Fig. 2. Cryo-EM maps and atomic model of TDP-43 filaments from amyotrophic lateral sclerosis with frontotemporal lobar degeneration.

a, Cryo-EM maps of TDP-43 filaments from the frontal and motor cortices of individual 1 and from the frontal cortex of individual 2, shown as central slices perpendicular to the helical axis. Scale bars, 25 Å. b, Amino-acid sequence alignment of the secondary structure elements of the double-spiral fold. c, Cryo-EM map (transparent grey) and atomic model of TDP-43 filaments from the frontal cortex of individual 1, shown for a single TDP-43 molecule perpendicular to the helical axis. b and c, The glycine-rich (G282-G310, magenta), hydrophobic (M311-S342, white) and Q/N-rich (Q343-Q360, green) regions are highlighted.

Fig. 3. Surfaces of TDP-43 filaments from amyotrophic lateral sclerosis with frontotemporal lobar degeneration.

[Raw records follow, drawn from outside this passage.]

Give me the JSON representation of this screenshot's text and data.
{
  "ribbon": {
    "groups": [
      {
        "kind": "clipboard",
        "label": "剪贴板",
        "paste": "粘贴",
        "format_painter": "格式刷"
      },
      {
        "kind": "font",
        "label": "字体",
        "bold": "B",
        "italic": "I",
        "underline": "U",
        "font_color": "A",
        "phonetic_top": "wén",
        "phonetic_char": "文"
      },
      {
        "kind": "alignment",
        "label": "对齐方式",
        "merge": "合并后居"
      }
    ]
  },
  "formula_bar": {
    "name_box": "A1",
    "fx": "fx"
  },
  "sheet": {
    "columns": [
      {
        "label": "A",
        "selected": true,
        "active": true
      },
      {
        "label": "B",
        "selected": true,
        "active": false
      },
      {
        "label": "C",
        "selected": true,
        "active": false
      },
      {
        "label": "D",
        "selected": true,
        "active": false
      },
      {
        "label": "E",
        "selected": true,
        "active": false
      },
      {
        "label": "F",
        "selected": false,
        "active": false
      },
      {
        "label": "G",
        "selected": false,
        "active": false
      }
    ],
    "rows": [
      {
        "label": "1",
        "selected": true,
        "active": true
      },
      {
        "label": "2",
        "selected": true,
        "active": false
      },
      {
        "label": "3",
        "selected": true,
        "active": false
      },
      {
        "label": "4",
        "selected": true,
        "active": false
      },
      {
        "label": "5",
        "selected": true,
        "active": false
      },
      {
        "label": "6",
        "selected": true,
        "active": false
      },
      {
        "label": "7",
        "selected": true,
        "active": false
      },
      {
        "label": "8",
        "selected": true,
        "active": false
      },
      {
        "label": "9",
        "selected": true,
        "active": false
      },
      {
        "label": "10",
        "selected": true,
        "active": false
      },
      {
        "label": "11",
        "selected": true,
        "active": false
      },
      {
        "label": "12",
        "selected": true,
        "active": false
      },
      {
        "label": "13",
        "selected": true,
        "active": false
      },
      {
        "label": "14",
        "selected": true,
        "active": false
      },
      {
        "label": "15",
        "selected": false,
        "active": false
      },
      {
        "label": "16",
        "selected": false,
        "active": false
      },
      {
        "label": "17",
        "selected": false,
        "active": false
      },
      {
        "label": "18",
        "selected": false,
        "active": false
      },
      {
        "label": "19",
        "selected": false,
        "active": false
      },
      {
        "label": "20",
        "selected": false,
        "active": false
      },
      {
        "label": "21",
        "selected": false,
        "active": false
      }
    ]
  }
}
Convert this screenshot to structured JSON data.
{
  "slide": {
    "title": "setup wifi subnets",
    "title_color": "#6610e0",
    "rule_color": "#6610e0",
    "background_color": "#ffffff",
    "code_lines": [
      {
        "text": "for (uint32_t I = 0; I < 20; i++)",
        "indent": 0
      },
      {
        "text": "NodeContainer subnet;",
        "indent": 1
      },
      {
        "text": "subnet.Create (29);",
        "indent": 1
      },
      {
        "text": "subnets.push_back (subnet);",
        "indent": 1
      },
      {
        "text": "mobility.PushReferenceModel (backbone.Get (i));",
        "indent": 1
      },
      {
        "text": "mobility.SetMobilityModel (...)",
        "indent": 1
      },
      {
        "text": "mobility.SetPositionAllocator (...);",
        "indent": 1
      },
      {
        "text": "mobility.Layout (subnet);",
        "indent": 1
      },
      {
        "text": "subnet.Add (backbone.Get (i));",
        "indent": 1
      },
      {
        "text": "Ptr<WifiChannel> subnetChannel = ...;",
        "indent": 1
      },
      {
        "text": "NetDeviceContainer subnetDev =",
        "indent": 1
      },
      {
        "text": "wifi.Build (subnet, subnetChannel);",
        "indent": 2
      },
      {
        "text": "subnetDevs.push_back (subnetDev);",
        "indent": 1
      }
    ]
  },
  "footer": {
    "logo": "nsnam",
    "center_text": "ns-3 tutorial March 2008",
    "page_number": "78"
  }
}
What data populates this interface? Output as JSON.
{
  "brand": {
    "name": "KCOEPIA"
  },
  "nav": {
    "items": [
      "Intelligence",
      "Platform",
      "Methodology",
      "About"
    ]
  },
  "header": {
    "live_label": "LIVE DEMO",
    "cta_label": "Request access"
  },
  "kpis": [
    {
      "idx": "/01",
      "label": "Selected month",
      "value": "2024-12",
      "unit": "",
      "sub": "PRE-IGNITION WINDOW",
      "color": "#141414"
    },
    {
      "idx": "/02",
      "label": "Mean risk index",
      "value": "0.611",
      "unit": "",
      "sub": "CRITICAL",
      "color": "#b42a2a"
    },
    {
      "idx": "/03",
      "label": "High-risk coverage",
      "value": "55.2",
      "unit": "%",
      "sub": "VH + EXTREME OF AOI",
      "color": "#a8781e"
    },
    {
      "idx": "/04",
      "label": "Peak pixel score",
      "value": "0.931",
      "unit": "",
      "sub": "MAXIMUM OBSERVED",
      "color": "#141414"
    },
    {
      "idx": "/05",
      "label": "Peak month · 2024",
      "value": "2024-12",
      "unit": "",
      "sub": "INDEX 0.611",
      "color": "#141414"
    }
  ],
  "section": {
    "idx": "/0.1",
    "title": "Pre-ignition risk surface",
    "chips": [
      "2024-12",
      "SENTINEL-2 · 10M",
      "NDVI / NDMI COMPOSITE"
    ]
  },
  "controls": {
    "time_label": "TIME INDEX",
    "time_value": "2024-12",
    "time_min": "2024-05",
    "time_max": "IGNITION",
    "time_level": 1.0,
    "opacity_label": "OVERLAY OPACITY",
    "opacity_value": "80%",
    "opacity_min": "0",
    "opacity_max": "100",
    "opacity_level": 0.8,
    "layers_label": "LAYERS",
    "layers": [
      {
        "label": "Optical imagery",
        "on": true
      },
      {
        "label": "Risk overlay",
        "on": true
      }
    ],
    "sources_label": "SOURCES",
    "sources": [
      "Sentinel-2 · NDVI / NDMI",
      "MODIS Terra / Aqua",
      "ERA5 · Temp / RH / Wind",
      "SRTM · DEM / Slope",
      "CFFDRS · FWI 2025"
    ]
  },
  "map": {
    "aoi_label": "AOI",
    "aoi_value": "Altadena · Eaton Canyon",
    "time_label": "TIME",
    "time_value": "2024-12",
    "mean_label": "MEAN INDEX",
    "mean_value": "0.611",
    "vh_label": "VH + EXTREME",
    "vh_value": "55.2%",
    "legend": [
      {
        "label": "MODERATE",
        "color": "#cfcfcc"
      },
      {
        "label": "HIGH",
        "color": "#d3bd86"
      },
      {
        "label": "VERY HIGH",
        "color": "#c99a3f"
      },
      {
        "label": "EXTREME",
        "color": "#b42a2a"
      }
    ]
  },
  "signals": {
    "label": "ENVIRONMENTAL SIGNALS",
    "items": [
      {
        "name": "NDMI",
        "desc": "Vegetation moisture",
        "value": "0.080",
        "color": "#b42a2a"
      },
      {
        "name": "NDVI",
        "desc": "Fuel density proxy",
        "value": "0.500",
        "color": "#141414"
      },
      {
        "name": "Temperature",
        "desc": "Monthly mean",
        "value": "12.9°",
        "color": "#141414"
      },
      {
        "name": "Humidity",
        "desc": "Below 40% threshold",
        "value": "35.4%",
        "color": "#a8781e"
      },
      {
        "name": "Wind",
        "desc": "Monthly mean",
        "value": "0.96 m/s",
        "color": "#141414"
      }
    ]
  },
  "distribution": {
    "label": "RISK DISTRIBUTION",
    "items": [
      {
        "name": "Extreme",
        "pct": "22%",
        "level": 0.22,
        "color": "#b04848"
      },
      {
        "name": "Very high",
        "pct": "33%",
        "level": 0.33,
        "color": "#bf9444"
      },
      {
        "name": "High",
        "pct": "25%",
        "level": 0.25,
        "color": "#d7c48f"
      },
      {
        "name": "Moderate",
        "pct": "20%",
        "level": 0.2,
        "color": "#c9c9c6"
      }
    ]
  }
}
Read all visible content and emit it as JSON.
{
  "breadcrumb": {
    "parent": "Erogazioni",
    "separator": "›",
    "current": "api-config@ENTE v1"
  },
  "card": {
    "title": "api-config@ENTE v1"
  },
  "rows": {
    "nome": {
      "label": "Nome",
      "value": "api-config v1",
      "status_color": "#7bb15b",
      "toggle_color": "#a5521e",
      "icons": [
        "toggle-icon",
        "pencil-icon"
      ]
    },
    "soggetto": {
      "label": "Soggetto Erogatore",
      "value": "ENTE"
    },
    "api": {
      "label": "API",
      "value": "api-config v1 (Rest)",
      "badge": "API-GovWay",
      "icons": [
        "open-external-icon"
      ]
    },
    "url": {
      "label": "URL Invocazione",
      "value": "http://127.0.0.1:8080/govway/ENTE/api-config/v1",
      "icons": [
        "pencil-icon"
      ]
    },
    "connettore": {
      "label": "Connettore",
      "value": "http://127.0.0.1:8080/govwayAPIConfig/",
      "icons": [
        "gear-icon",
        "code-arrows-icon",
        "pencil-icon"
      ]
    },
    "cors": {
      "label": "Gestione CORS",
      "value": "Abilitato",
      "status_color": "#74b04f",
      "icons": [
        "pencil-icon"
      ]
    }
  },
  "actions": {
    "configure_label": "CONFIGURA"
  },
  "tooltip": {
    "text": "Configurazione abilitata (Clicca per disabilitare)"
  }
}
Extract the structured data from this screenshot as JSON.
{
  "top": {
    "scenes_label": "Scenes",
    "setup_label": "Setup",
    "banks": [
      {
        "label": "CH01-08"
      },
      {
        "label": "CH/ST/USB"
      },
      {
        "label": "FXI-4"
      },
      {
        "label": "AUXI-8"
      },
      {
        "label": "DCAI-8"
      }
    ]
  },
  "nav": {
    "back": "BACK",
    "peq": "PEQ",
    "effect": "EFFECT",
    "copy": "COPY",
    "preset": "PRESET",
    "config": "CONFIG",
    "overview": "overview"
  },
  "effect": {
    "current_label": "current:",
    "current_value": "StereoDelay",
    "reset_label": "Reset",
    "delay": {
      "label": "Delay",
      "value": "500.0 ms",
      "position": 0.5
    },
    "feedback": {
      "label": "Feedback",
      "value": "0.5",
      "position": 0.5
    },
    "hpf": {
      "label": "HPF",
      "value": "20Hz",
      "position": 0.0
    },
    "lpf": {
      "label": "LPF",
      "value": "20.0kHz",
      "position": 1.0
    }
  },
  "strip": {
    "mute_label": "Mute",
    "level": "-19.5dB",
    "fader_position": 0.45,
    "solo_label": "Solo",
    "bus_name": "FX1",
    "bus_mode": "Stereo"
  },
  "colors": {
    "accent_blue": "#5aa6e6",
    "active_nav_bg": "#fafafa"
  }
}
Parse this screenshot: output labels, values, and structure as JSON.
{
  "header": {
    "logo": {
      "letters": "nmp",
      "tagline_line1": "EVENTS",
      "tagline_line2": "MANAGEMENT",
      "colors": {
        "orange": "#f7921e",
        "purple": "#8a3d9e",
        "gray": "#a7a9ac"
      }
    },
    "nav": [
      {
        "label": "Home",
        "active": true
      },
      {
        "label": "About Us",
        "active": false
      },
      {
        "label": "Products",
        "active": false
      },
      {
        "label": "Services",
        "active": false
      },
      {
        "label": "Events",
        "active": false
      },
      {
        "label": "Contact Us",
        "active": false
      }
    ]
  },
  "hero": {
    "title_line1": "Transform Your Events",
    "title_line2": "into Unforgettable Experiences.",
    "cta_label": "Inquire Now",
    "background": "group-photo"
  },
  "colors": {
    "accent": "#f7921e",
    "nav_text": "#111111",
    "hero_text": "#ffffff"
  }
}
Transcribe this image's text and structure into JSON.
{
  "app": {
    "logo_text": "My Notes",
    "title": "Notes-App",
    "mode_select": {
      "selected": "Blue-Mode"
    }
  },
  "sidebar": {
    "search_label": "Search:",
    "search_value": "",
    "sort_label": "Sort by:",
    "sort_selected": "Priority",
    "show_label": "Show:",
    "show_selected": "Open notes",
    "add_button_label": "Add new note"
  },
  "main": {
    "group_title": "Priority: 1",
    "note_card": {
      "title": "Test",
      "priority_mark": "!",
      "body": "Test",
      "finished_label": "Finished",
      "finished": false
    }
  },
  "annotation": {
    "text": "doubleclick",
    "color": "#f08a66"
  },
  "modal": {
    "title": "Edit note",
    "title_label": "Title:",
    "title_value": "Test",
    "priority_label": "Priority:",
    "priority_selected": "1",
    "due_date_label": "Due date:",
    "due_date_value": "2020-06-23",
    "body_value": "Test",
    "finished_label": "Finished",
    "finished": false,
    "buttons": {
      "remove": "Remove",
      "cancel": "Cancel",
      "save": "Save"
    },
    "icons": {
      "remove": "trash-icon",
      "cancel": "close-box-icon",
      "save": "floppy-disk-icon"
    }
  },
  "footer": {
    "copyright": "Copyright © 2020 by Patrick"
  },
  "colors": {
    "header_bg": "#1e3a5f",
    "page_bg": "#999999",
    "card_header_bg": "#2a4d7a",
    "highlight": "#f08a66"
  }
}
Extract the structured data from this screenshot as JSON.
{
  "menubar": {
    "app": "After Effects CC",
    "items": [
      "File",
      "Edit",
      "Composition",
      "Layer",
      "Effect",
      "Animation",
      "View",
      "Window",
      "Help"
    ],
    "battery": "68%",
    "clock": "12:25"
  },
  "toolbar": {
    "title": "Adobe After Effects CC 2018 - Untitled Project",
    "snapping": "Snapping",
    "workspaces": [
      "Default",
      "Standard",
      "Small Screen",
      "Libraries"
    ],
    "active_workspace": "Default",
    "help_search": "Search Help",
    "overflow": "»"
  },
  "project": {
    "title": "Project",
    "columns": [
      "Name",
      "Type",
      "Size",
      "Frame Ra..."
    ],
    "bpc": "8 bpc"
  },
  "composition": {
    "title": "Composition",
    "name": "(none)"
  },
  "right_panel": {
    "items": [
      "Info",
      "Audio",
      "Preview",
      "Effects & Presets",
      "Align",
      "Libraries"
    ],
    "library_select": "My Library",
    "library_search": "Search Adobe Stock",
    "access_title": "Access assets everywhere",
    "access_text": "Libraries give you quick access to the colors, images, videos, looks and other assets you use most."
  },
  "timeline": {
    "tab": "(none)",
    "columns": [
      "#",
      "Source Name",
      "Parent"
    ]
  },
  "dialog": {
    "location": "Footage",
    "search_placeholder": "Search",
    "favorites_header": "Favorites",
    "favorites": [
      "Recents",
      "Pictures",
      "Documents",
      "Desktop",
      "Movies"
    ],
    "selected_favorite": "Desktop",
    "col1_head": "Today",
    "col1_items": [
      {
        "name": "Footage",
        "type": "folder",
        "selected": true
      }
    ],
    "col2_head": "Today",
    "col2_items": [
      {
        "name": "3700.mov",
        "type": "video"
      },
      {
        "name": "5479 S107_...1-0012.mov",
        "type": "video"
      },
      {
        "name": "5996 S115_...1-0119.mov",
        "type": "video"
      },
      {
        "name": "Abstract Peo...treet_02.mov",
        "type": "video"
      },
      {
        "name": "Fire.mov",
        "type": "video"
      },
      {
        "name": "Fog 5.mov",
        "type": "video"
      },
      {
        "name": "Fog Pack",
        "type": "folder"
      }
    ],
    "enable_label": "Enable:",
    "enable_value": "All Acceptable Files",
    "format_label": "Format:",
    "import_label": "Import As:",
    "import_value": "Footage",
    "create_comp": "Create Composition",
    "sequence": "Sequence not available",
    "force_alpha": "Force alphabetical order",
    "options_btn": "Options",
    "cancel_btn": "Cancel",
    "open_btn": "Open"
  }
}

Surface representations of the atomic model of TDP-43 filaments, shown for six molecules. The glycine-rich (G282-G310, magenta), hydrophobic (M311-S342, white) and Q/N-rich (Q343-Q360, green) regions are highlighted. Additional densities are coloured in transparent grey. Additional densities within the prominent groove formed by the main chain of G282-Q286 and the side chain of Q286 are indicated with magenta arrows. Additional planar densities adjacent to flat strips on the surface of the glycine-rich region are indicated with yellow arrows. Polar patches on the surface of the Q/N-rich region are indicated with cyan dashed lines.